As the drought and heat have intensified, those who are able to have left. Some have left their children and the elderly behind and taken their cattle to government sponsored shelters where they can feed their cows and sell the milk. Others come to the big cities like Mumbai where they flock to slums or live on the sidewalks, looking for jobs as day laborers.
Just 300 miles from Mumbai is Latur, one of the worst hit districts in the whole country. In Latur town, municipal water comes only every eight days. Special water-bearing trains bring the townspeople 660,000 gallons of drinking water every three days from the few rivers that haven’t dried up. Even this has to be rationed carefully.
Temperatures in Latur city are hovering around 100 degrees these days.
In other parts of India, the government has asked citizens not to cook in the day, let alone burn garbage or spent crops or even conduct ritual cremations for the dead.
Official reports show that the groundwater level in most places has receded more than 100 feet because rainfall has been less than half the average. Tube wells are being bored deeper than 2,000 feet to access water in the lower reaches. Reservoirs in the region are only two percent full and officials are fairly sure the water will run out before the end of the month, when the monsoon typically hits.

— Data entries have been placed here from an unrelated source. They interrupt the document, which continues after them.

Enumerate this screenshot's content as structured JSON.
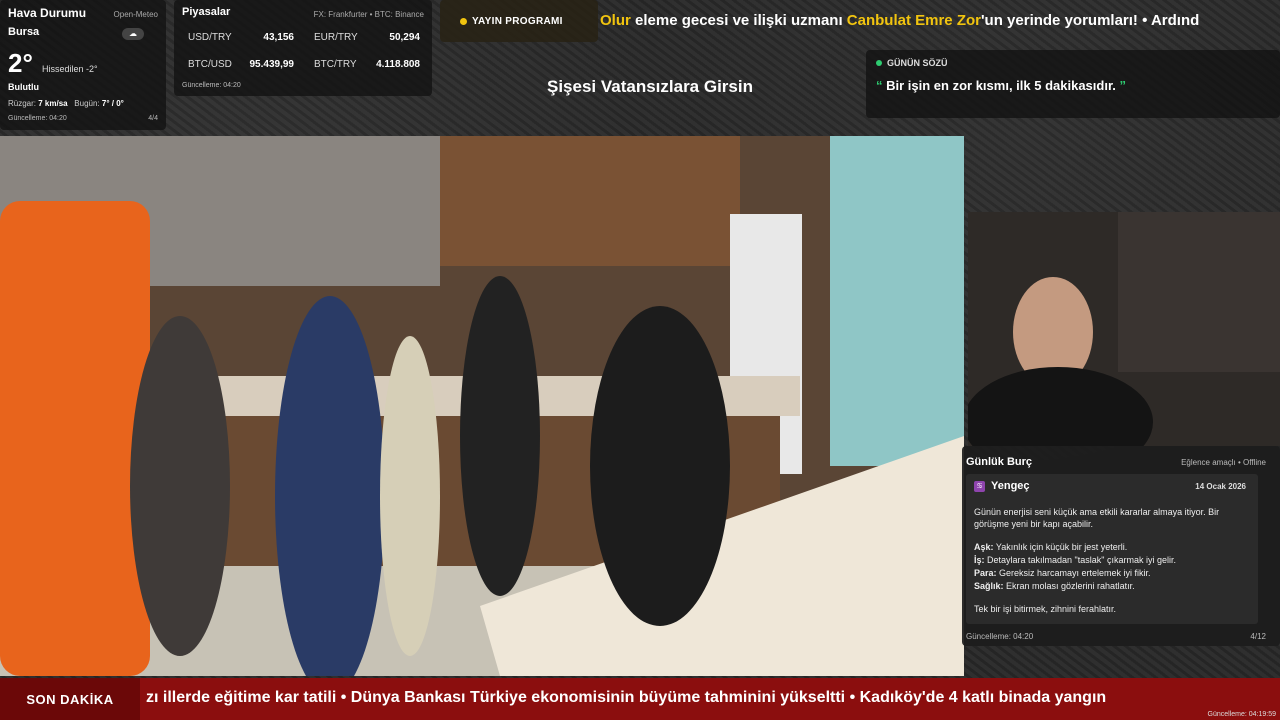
{
  "weather": {
    "title": "Hava Durumu",
    "source": "Open-Meteo",
    "city": "Bursa",
    "temp": "2°",
    "feels": "Hissedilen -2°",
    "condition": "Bulutlu",
    "wind_label": "Rüzgar:",
    "wind_value": "7 km/sa",
    "today_label": "Bugün:",
    "today_value": "7° / 0°",
    "updated": "Güncelleme: 04:20",
    "page": "4/4"
  },
  "markets": {
    "title": "Piyasalar",
    "source": "FX: Frankfurter • BTC: Binance",
    "rows": [
      {
        "k": "USD/TRY",
        "v": "43,156"
      },
      {
        "k": "EUR/TRY",
        "v": "50,294"
      },
      {
        "k": "BTC/USD",
        "v": "95.439,99"
      },
      {
        "k": "BTC/TRY",
        "v": "4.118.808"
      }
    ],
    "updated": "Güncelleme: 04:20"
  },
  "schedule": {
    "label": "YAYIN PROGRAMI"
  },
  "top_ticker": {
    "parts": [
      {
        "t": "Olur",
        "hl": true
      },
      {
        "t": " eleme gecesi ve ilişki uzmanı ",
        "hl": false
      },
      {
        "t": "Canbulat Emre Zor",
        "hl": true
      },
      {
        "t": "'un yerinde yorumları!  •  Ardınd",
        "hl": false
      }
    ]
  },
  "show_title": "Şişesi Vatansızlara Girsin",
  "quote": {
    "label": "GÜNÜN SÖZÜ",
    "text": "Bir işin en zor kısmı, ilk 5 dakikasıdır.",
    "open": "“",
    "close": "”"
  },
  "horoscope": {
    "title": "Günlük Burç",
    "meta": "Eğlence amaçlı • Offline",
    "sign": "Yengeç",
    "date": "14 Ocak 2026",
    "intro": "Günün enerjisi seni küçük ama etkili kararlar almaya itiyor. Bir görüşme yeni bir kapı açabilir.",
    "items": [
      {
        "k": "Aşk:",
        "v": " Yakınlık için küçük bir jest yeterli."
      },
      {
        "k": "İş:",
        "v": " Detaylara takılmadan \"taslak\" çıkarmak iyi gelir."
      },
      {
        "k": "Para:",
        "v": " Gereksiz harcamayı ertelemek iyi fikir."
      },
      {
        "k": "Sağlık:",
        "v": " Ekran molası gözlerini rahatlatır."
      }
    ],
    "closing": "Tek bir işi bitirmek, zihnini ferahlatır.",
    "updated": "Güncelleme: 04:20",
    "page": "4/12"
  },
  "breaking": {
    "label": "SON DAKİKA",
    "text": "zı illerde eğitime kar tatili  •  Dünya Bankası Türkiye ekonomisinin büyüme tahminini yükseltti  •  Kadıköy'de 4 katlı binada yangın",
    "stamp": "Güncelleme: 04:19:59"
  },
  "colors": {
    "accent_yellow": "#f1c40f",
    "accent_green": "#2ecc71",
    "breaking_red": "#8b0e0e"
  }
}
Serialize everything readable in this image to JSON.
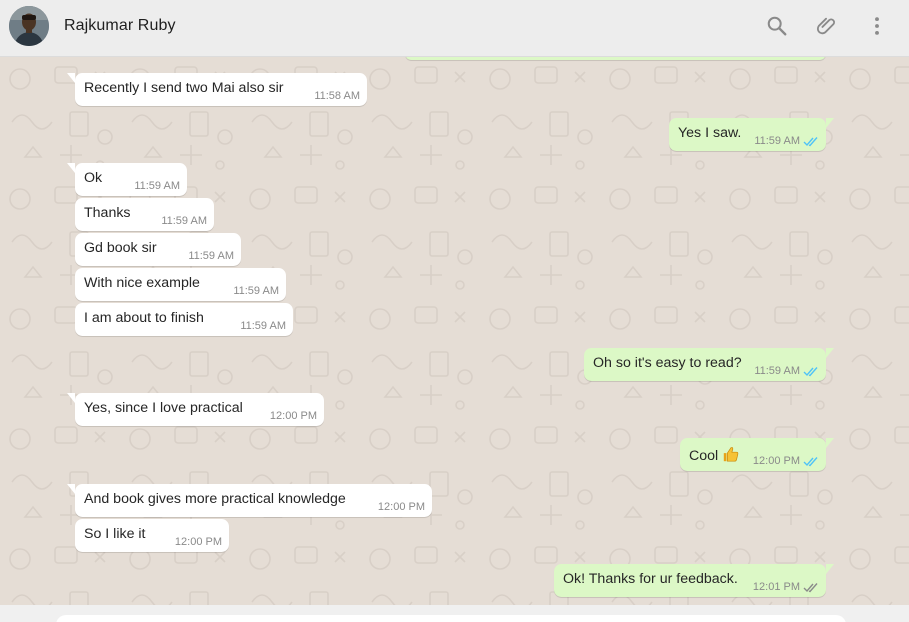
{
  "header": {
    "contact_name": "Rajkumar Ruby",
    "icons": [
      "search-icon",
      "attach-icon",
      "menu-icon"
    ]
  },
  "colors": {
    "incoming_bubble": "#ffffff",
    "outgoing_bubble": "#dcf8c6",
    "read_tick": "#4fc3f7",
    "delivered_tick": "#8a8a8a",
    "chat_background": "#e5ddd5"
  },
  "messages": [
    {
      "direction": "in",
      "text": "Recently I send two Mai also sir",
      "time": "11:58 AM"
    },
    {
      "direction": "out",
      "text": "Yes I saw.",
      "time": "11:59 AM",
      "status": "read"
    },
    {
      "direction": "in",
      "text": "Ok",
      "time": "11:59 AM"
    },
    {
      "direction": "in",
      "text": "Thanks",
      "time": "11:59 AM"
    },
    {
      "direction": "in",
      "text": "Gd book sir",
      "time": "11:59 AM"
    },
    {
      "direction": "in",
      "text": "With nice example",
      "time": "11:59 AM"
    },
    {
      "direction": "in",
      "text": "I am about to finish",
      "time": "11:59 AM"
    },
    {
      "direction": "out",
      "text": "Oh so it's easy to read?",
      "time": "11:59 AM",
      "status": "read"
    },
    {
      "direction": "in",
      "text": "Yes, since I love practical",
      "time": "12:00 PM"
    },
    {
      "direction": "out",
      "text": "Cool",
      "emoji": "thumbs-up",
      "time": "12:00 PM",
      "status": "read"
    },
    {
      "direction": "in",
      "text": "And book gives more practical knowledge",
      "time": "12:00 PM"
    },
    {
      "direction": "in",
      "text": "So I like it",
      "time": "12:00 PM"
    },
    {
      "direction": "out",
      "text": "Ok! Thanks for ur feedback.",
      "time": "12:01 PM",
      "status": "delivered"
    }
  ]
}
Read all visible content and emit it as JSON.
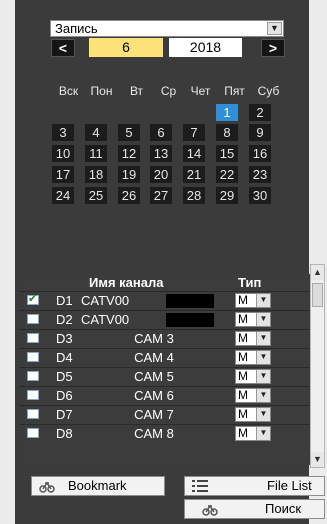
{
  "header": {
    "mode_value": "Запись",
    "prev_label": "<",
    "next_label": ">",
    "month": "6",
    "year": "2018"
  },
  "calendar": {
    "weekdays": [
      "Вск",
      "Пон",
      "Вт",
      "Ср",
      "Чет",
      "Пят",
      "Суб"
    ],
    "weeks": [
      [
        "",
        "",
        "",
        "",
        "",
        "1",
        "2"
      ],
      [
        "3",
        "4",
        "5",
        "6",
        "7",
        "8",
        "9"
      ],
      [
        "10",
        "11",
        "12",
        "13",
        "14",
        "15",
        "16"
      ],
      [
        "17",
        "18",
        "19",
        "20",
        "21",
        "22",
        "23"
      ],
      [
        "24",
        "25",
        "26",
        "27",
        "28",
        "29",
        "30"
      ]
    ],
    "selected": "1"
  },
  "channels": {
    "headers": {
      "name": "Имя канала",
      "type": "Тип"
    },
    "rows": [
      {
        "id": "D1",
        "name": "CATV00",
        "redacted": true,
        "checked": true,
        "type": "M"
      },
      {
        "id": "D2",
        "name": "CATV00",
        "redacted": true,
        "checked": false,
        "type": "M"
      },
      {
        "id": "D3",
        "name": "CAM 3",
        "redacted": false,
        "checked": false,
        "type": "M"
      },
      {
        "id": "D4",
        "name": "CAM 4",
        "redacted": false,
        "checked": false,
        "type": "M"
      },
      {
        "id": "D5",
        "name": "CAM 5",
        "redacted": false,
        "checked": false,
        "type": "M"
      },
      {
        "id": "D6",
        "name": "CAM 6",
        "redacted": false,
        "checked": false,
        "type": "M"
      },
      {
        "id": "D7",
        "name": "CAM 7",
        "redacted": false,
        "checked": false,
        "type": "M"
      },
      {
        "id": "D8",
        "name": "CAM 8",
        "redacted": false,
        "checked": false,
        "type": "M"
      }
    ]
  },
  "buttons": {
    "bookmark": "Bookmark",
    "file_list": "File List",
    "search": "Поиск"
  },
  "colors": {
    "panel_bg": "#3b3b3b",
    "cell_bg": "#1c1c1c",
    "selected_day": "#2f8fd8",
    "month_highlight": "#fde27a"
  }
}
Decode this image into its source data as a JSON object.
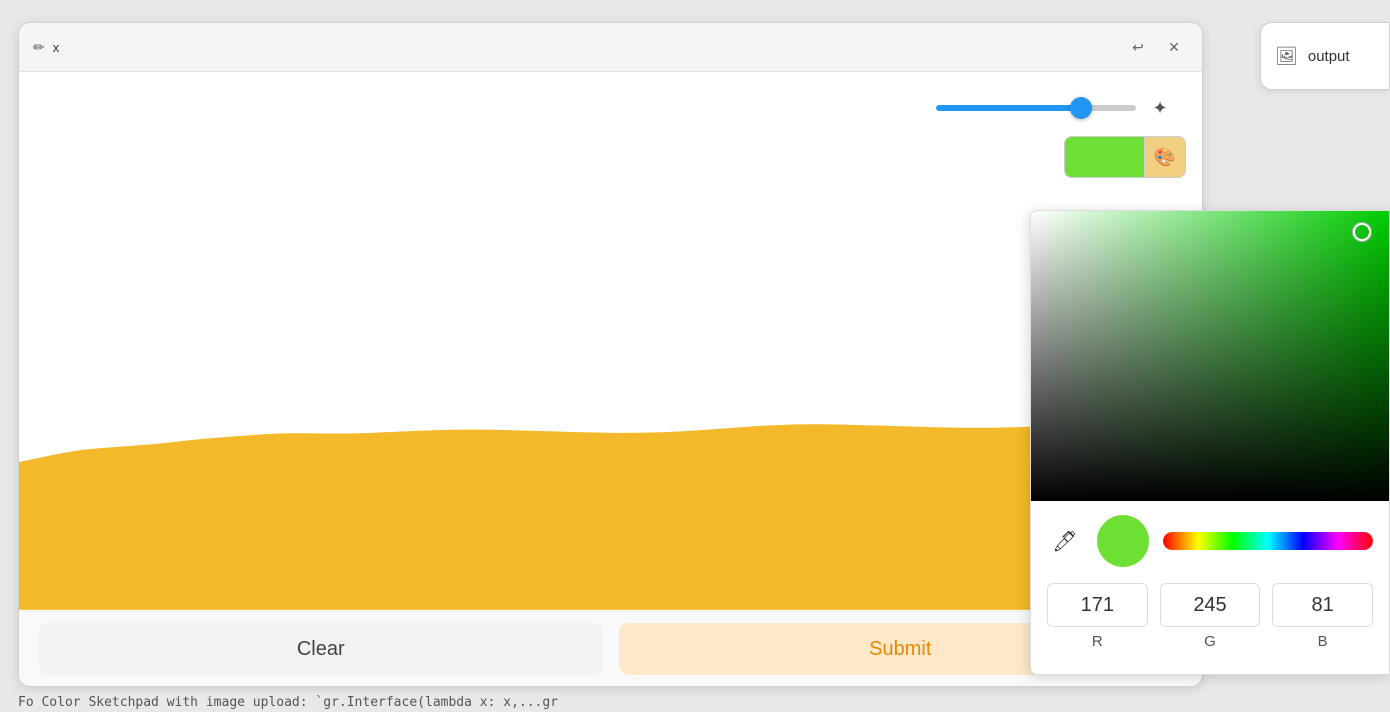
{
  "window": {
    "title": "x",
    "title_icon": "✏️"
  },
  "toolbar": {
    "slider_value": 75,
    "magic_wand_label": "✨",
    "palette_icon": "🎨"
  },
  "color_picker": {
    "r_value": "171",
    "g_value": "245",
    "b_value": "81",
    "r_label": "R",
    "g_label": "G",
    "b_label": "B",
    "eyedropper_icon": "💉",
    "current_color": "#6EE033"
  },
  "buttons": {
    "clear_label": "Clear",
    "submit_label": "Submit"
  },
  "output_panel": {
    "label": "output",
    "icon": "🖼"
  },
  "bottom_text": "Fo Color Sketchpad with image upload: `gr.Interface(lambda x: x,...gr",
  "window_controls": {
    "undo_icon": "↩",
    "close_icon": "✕"
  }
}
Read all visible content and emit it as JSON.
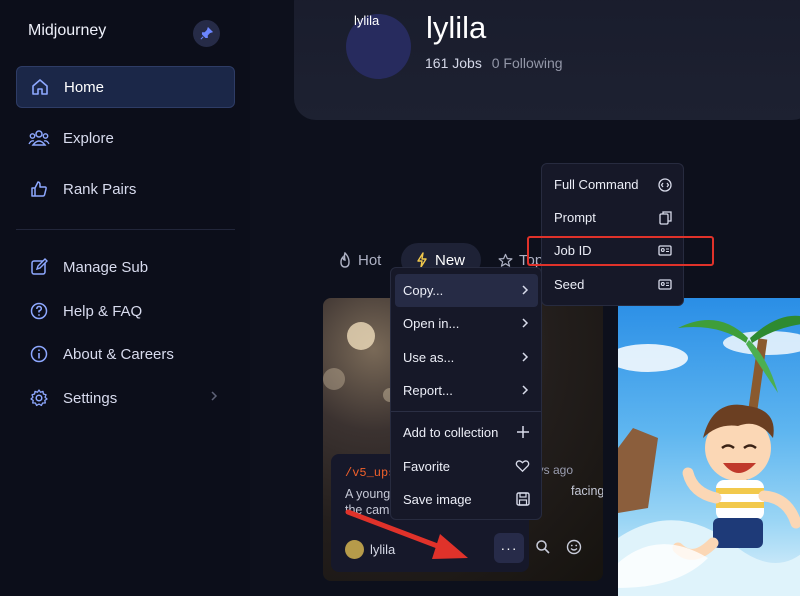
{
  "sidebar": {
    "brand": "Midjourney",
    "items": [
      {
        "label": "Home",
        "icon": "home-icon"
      },
      {
        "label": "Explore",
        "icon": "people-icon"
      },
      {
        "label": "Rank Pairs",
        "icon": "thumbs-up-icon"
      },
      {
        "label": "Manage Sub",
        "icon": "edit-icon"
      },
      {
        "label": "Help & FAQ",
        "icon": "help-icon"
      },
      {
        "label": "About & Careers",
        "icon": "info-icon"
      },
      {
        "label": "Settings",
        "icon": "gear-icon"
      }
    ],
    "active": "Home"
  },
  "profile": {
    "avatar_text": "lylila",
    "name": "lylila",
    "jobs": "161 Jobs",
    "following": "0 Following"
  },
  "tabs": [
    {
      "label": "Hot",
      "icon": "fire-icon"
    },
    {
      "label": "New",
      "icon": "lightning-icon"
    },
    {
      "label": "Top",
      "icon": "star-icon"
    }
  ],
  "card": {
    "tag": "/v5_ups",
    "days_ago": "ays ago",
    "text_line1": "A young",
    "text_line1_end": "facing",
    "text_line2": "the cam",
    "username": "lylila",
    "more_label": "···"
  },
  "menu": {
    "items": [
      {
        "label": "Copy...",
        "trail": "chevron-right-icon"
      },
      {
        "label": "Open in...",
        "trail": "chevron-right-icon"
      },
      {
        "label": "Use as...",
        "trail": "chevron-right-icon"
      },
      {
        "label": "Report...",
        "trail": "chevron-right-icon"
      },
      {
        "label": "Add to collection",
        "trail": "plus-icon"
      },
      {
        "label": "Favorite",
        "trail": "heart-icon"
      },
      {
        "label": "Save image",
        "trail": "save-icon"
      }
    ],
    "highlighted": "Copy..."
  },
  "submenu": {
    "items": [
      {
        "label": "Full Command",
        "trail": "code-icon"
      },
      {
        "label": "Prompt",
        "trail": "copy-icon"
      },
      {
        "label": "Job ID",
        "trail": "id-card-icon"
      },
      {
        "label": "Seed",
        "trail": "id-card-icon"
      }
    ],
    "highlighted_annotation": "Job ID"
  },
  "colors": {
    "background": "#0c0e1a",
    "active_nav": "#1b2748",
    "annotation_red": "#e0322a",
    "tag_orange": "#f0602b"
  }
}
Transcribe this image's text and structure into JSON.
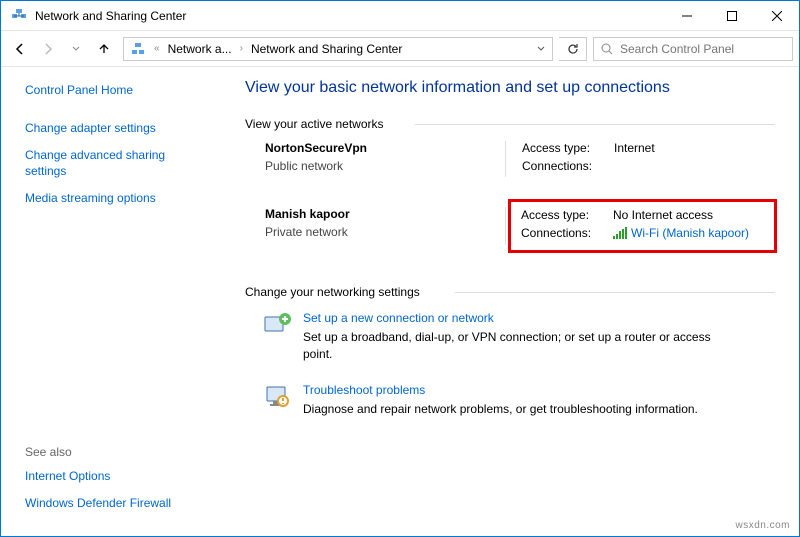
{
  "window": {
    "title": "Network and Sharing Center"
  },
  "breadcrumb": {
    "item1": "Network a...",
    "item2": "Network and Sharing Center"
  },
  "search": {
    "placeholder": "Search Control Panel"
  },
  "sidebar": {
    "home": "Control Panel Home",
    "links": [
      "Change adapter settings",
      "Change advanced sharing settings",
      "Media streaming options"
    ],
    "seealso_label": "See also",
    "seealso": [
      "Internet Options",
      "Windows Defender Firewall"
    ]
  },
  "main": {
    "heading": "View your basic network information and set up connections",
    "active_label": "View your active networks",
    "networks": [
      {
        "name": "NortonSecureVpn",
        "type": "Public network",
        "access_label": "Access type:",
        "access_value": "Internet",
        "conn_label": "Connections:",
        "conn_value": ""
      },
      {
        "name": "Manish kapoor",
        "type": "Private network",
        "access_label": "Access type:",
        "access_value": "No Internet access",
        "conn_label": "Connections:",
        "conn_link": "Wi-Fi (Manish kapoor)"
      }
    ],
    "change_label": "Change your networking settings",
    "settings": [
      {
        "title": "Set up a new connection or network",
        "desc": "Set up a broadband, dial-up, or VPN connection; or set up a router or access point."
      },
      {
        "title": "Troubleshoot problems",
        "desc": "Diagnose and repair network problems, or get troubleshooting information."
      }
    ]
  },
  "watermark": "wsxdn.com"
}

And the heat and fires are also putting some of India’s main source of water in even greater jeopardy. Dark soot from those burning trees is settling on Himalayan glaciers, absorbing heat and making them melt even faster than they already were as the region warms up.
Weather forecasters are hoping for some relief as the spring monsoon season approaches. But the last three monsoons have failed under the influence of the recent global El Nino.
Myself, I’m very lucky. In Mumbai where I live, it’s only 91 Fahrenheit. We have electricity for air conditioning, and water round the clock. Our reservoirs are still 24 percent full. Up north in my childhood refuge of Dehradun though, at 102 degrees, with forest fires creeping ever closer, the city continues to smolder.